Au sortir du marché, j’ai assisté à un échange un peu cocasse entre Ann et un Indonésien :

« La ville est loin ? » – « Non » – « Mais à quelle distance ? » – « Vous êtes en ville » !!

En fait de « ville » et de « centre-ville », il vaudrait mieux parler d’une longue route à deux bandes, bordée de magasins de part et d’autre. La circulation y est d’une densité incroyable, essentiellement des scooters, des scooters, et encore des scooters … c’est le royaume du scooter !

Ann nous avait dit : pour aller en ville (4 kilomètres), c’est très facile … il suffit de lever la main et on trouve au choix, taxi, bémo (minibus public), scooter ou même minuscule calèche. Elle n’avait pas faux …  sauf que pour le retour, on se l’est tapé à pied, sous une chaleur écrasante et chargé de nos provisions ! Si j’avais su … grrrrrr.

Entre le « centre-ville » et notre resort/marina, nous avons compté trois mosquées ! Si elles ne sont pas toujours visibles, il suffit d’écouter le muezzin … Comment ces populations peuvent-elles vivre avec ces haut-parleurs permanents dans les oreilles, je l’ignore mais ce qu’il y a de certain, c’est que cela n’a pas l’air de beaucoup les émouvoir … d’où peut-être  l’expression : « prêcher dans le désert » !

Mais Dieu quel plaisir que ce mouillage ! Tous les jours, de nouveaux participants du rallye font leur apparition et l’animation est permanente … même un nouveau Maxi à moteur « Exuma » (50 mètres) vient d’y jeter l’ancre ! Encore un peu et l’endroit deviendra vite l’endroit où il faut être vu !

Invitation à dîner sur « Escapade » … un véritable Palais des Milles et Une Nuits  flottant (jacuzzi sur le pont, hammam, salle des machines d’un paquebot, cuisine digne des plus grands Chefs français … tout à l’avenant !). Ce voilier est tout simplement e-x-c-e-p-t-i-o-n-n-e –l et je n’ose pas imaginé son budget … cela gâcherait le plaisir de le connaître et il est bien connu que quand on aime, on ne compte pas. Nous y avons été reçus comme « Ses Altesses Sérénissimes » … comme dirait Christophe.

Samedi 13.

« Exuma » s’en est allé … « Early Purple II » est venu le remplacer. Nous n’y perdons pas au change car de sympathiques liens se sont établis entre « S.A.S.³ » et « Early Purple II ».

On peut avoir du mal à se l’imaginer mais plus un bateau est grand et imposant … et plus son isolement est profond ! Il s’agit tout d’abord, d’un isolement géographique : avec son grand tirant d’eau et sa taille, le bateau devra mouiller loin du rivage et à l’écart des autres bateaux. L’isolement  sera également  d’ordre « social » : personne n’ose prendre contact par timidité, par complexe, par rejet ou par ignorance. La présence d’un équipage ne facilite pas non plus le contact !
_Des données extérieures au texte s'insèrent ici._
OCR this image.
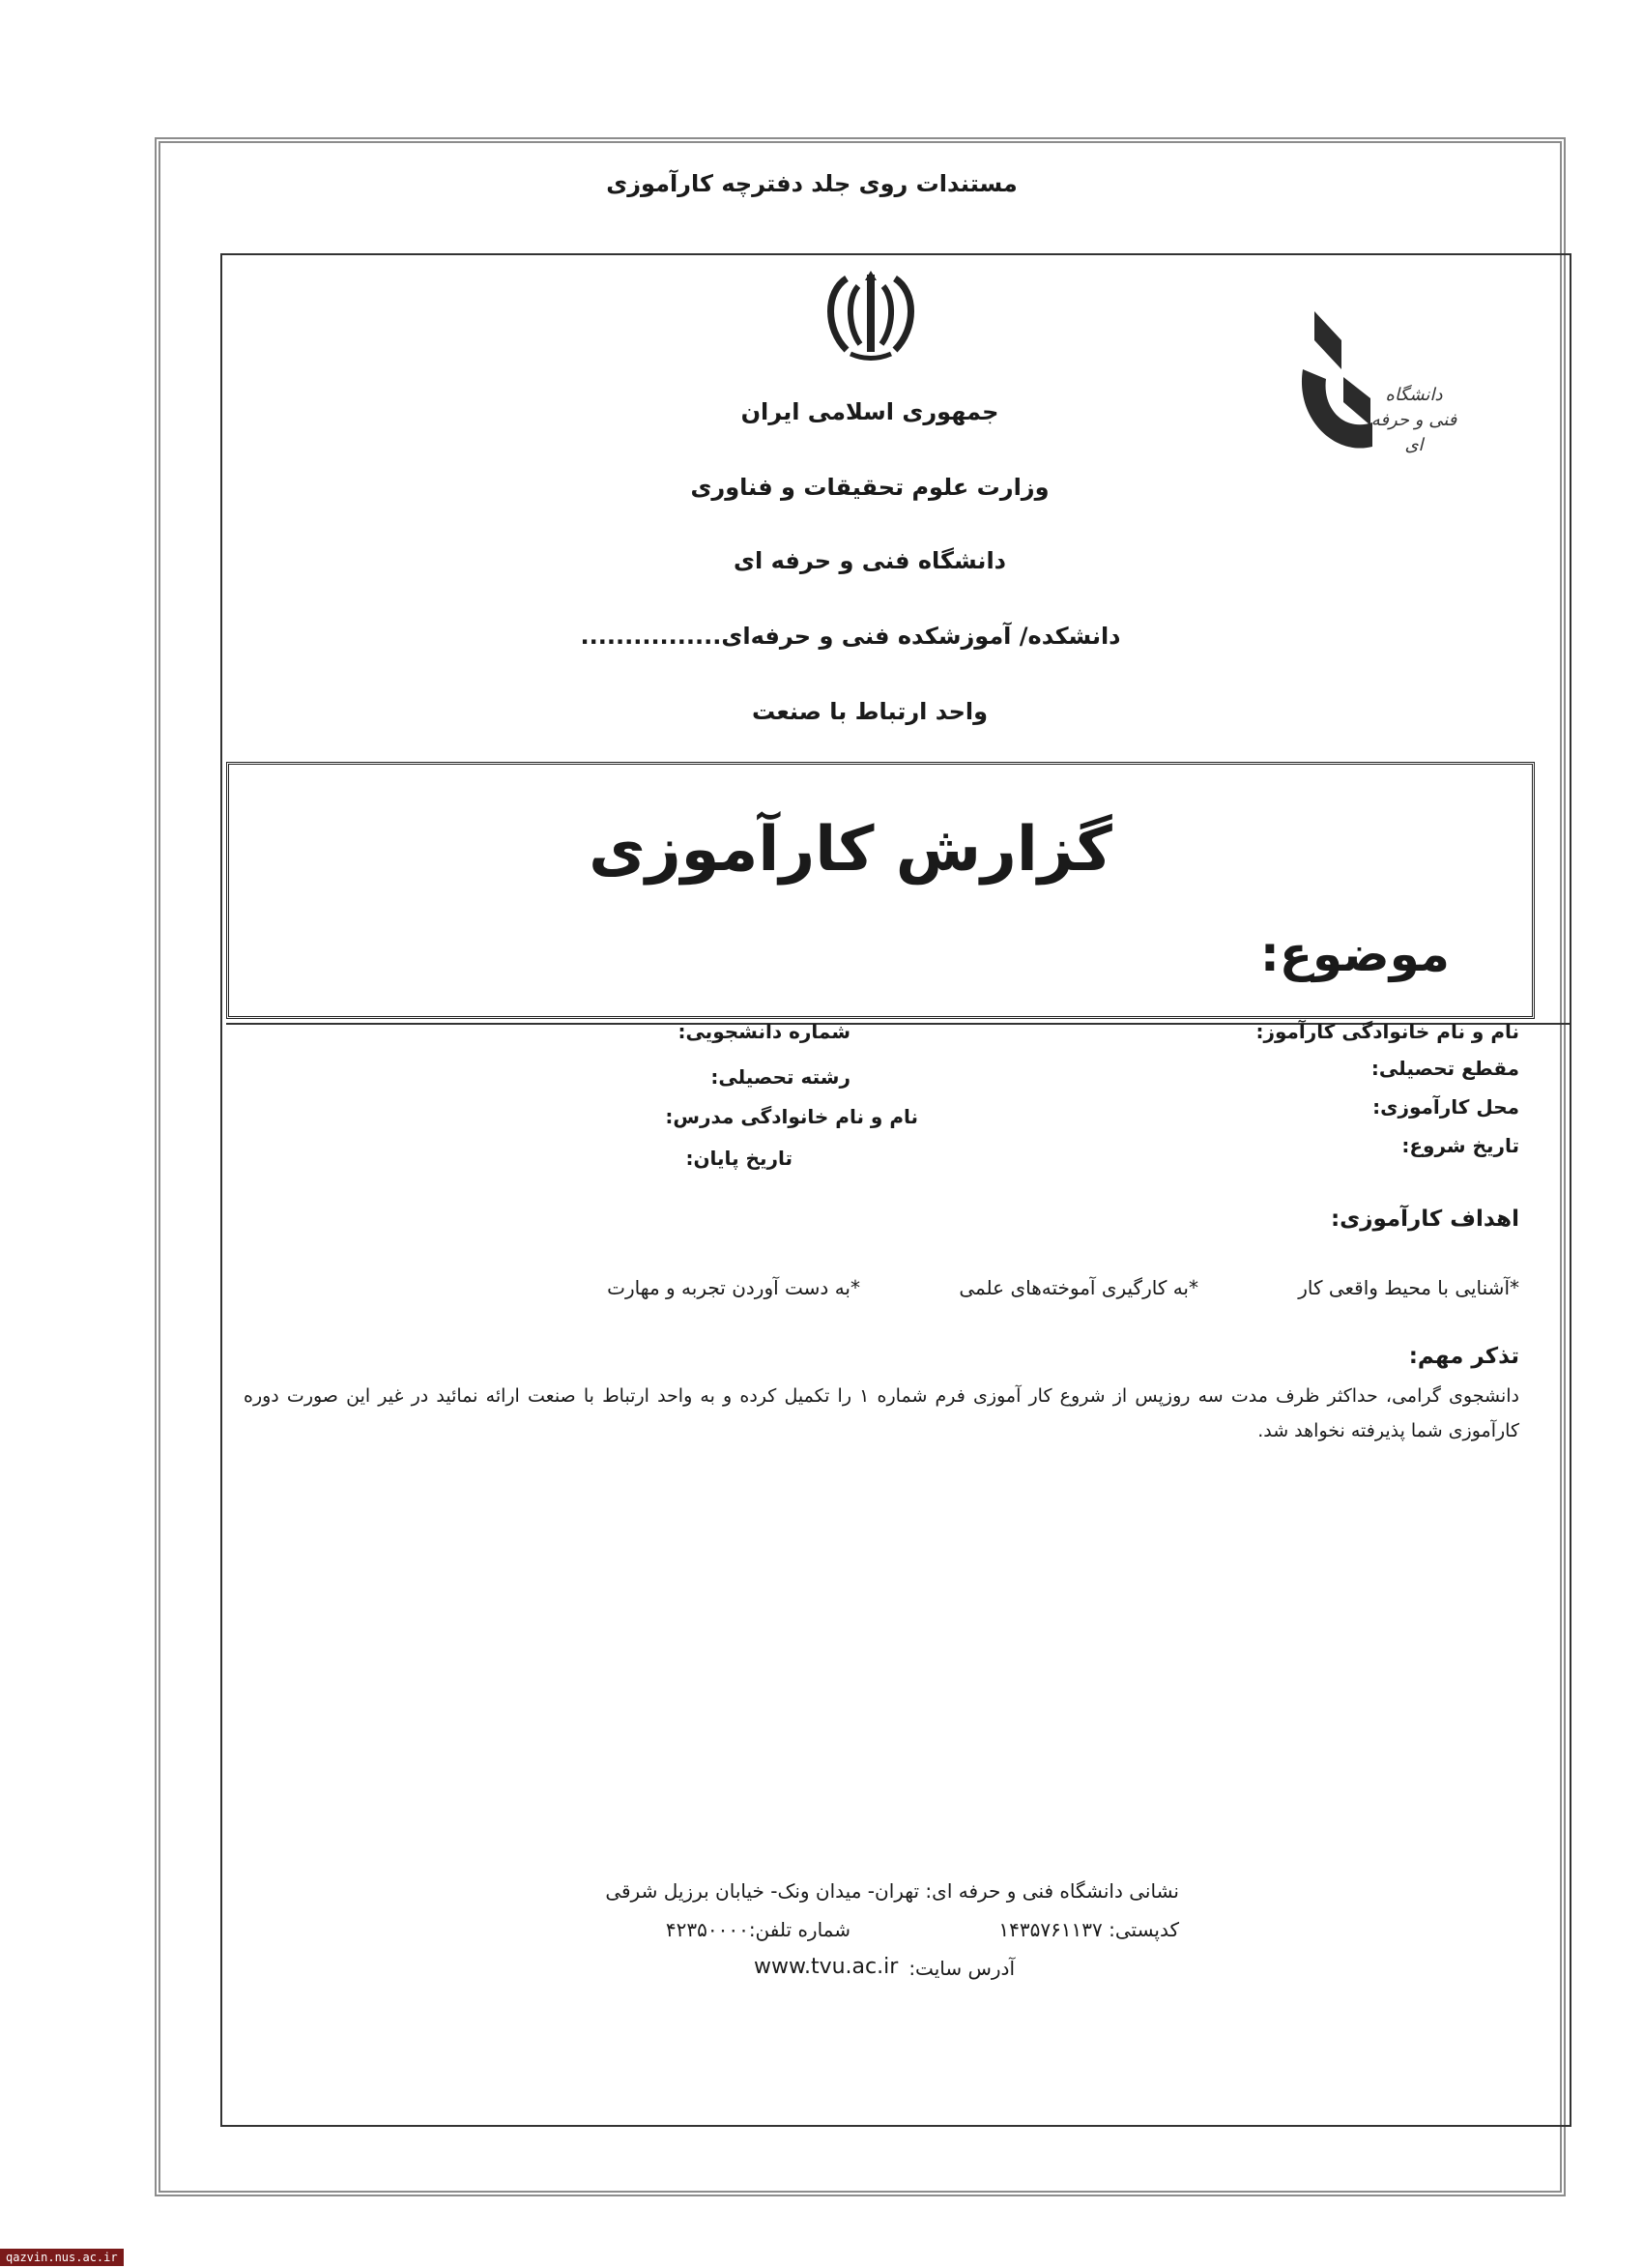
مستندات روی جلد دفترچه کارآموزی
دانشگاه فنی و حرفه ای
جمهوری اسلامی ایران
وزارت علوم تحقیقات و فناوری
دانشگاه فنی و حرفه ای
دانشکده/ آموزشکده فنی و حرفه‌ای................
واحد ارتباط با صنعت
گزارش کارآموزی
موضوع:
نام و نام خانوادگی کارآموز:
مقطع تحصیلی:
محل کارآموزی:
تاریخ شروع:
شماره دانشجویی:
رشته تحصیلی:
نام و نام خانوادگی مدرس:
تاریخ پایان:
اهداف کارآموزی:
*آشنایی با محیط واقعی کار
*به کارگیری آموخته‌های علمی
*به دست آوردن تجربه و مهارت
تذکر مهم:
دانشجوی گرامی، حداکثر ظرف مدت سه روزپس از شروع کار آموزی فرم شماره ۱ را تکمیل کرده و به واحد ارتباط با صنعت ارائه نمائید در غیر این صورت دوره کارآموزی شما پذیرفته نخواهد شد.
نشانی دانشگاه فنی و حرفه ای: تهران- میدان ونک- خیابان برزیل شرقی
کدپستی: ۱۴۳۵۷۶۱۱۳۷
شماره تلفن:۴۲۳۵۰۰۰۰
آدرس سایت:
www.tvu.ac.ir
qazvin.nus.ac.ir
Lorsqu’il s’agit de « guests », la question ne se pose pas car ces personnes ne recherchent pas le contact avec les autres que du contraire même ! Mais lorsqu’il s’agit des propriétaires et qu’ils n’ont pas d’amis à bord, la solitude voire le rejet des autres, peut se révéler d’autant plus pesant qu’ils n’ont rien à faire à bord et qu’ils s’ennuient ! Il s’agit d’un incroyable cercle vicieux !
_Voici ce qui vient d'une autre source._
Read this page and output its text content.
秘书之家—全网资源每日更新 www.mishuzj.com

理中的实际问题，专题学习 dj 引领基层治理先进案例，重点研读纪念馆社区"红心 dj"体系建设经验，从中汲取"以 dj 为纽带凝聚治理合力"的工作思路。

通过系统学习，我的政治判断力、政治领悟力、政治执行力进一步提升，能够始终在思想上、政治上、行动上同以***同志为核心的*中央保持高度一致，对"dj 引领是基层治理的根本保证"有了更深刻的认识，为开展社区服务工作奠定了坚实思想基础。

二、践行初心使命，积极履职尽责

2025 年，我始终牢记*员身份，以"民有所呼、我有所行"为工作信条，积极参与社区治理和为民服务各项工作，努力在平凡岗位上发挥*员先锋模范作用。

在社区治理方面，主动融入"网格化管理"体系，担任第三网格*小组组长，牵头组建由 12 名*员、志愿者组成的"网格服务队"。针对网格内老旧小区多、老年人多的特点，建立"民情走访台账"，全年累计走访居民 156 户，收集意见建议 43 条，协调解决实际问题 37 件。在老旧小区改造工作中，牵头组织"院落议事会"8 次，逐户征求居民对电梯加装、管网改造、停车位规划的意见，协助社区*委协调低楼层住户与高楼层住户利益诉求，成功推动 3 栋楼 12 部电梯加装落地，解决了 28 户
On pourrait penser que ces propriétaires fortunés aiment se retrouver « entre eux ». Ce n’est en tous les cas,  pas ce que nous avons constaté ! Ils se regardent le plus souvent en chiens de faïences en se jaugeant discrètement ! Il faut reconnaître que dans la course à celui qui a le plus grand bateau … vous êtes systématiquement perdant !

Et nous là dedans ? Nous ne sommes dans aucune véritable catégorie. Nous avons ce petit point commun avec les « grands » , que nous sommes  … « hors normes », « hors du commun », « hors série » … nous jouons dans le « sur mesure ». Il semblerait que cela nous donne une certaine grâce aux yeux des plus « grands » qui nous remarquent partout où nous passons … ce qui ne manque jamais malgré tout, de nous surprendre. 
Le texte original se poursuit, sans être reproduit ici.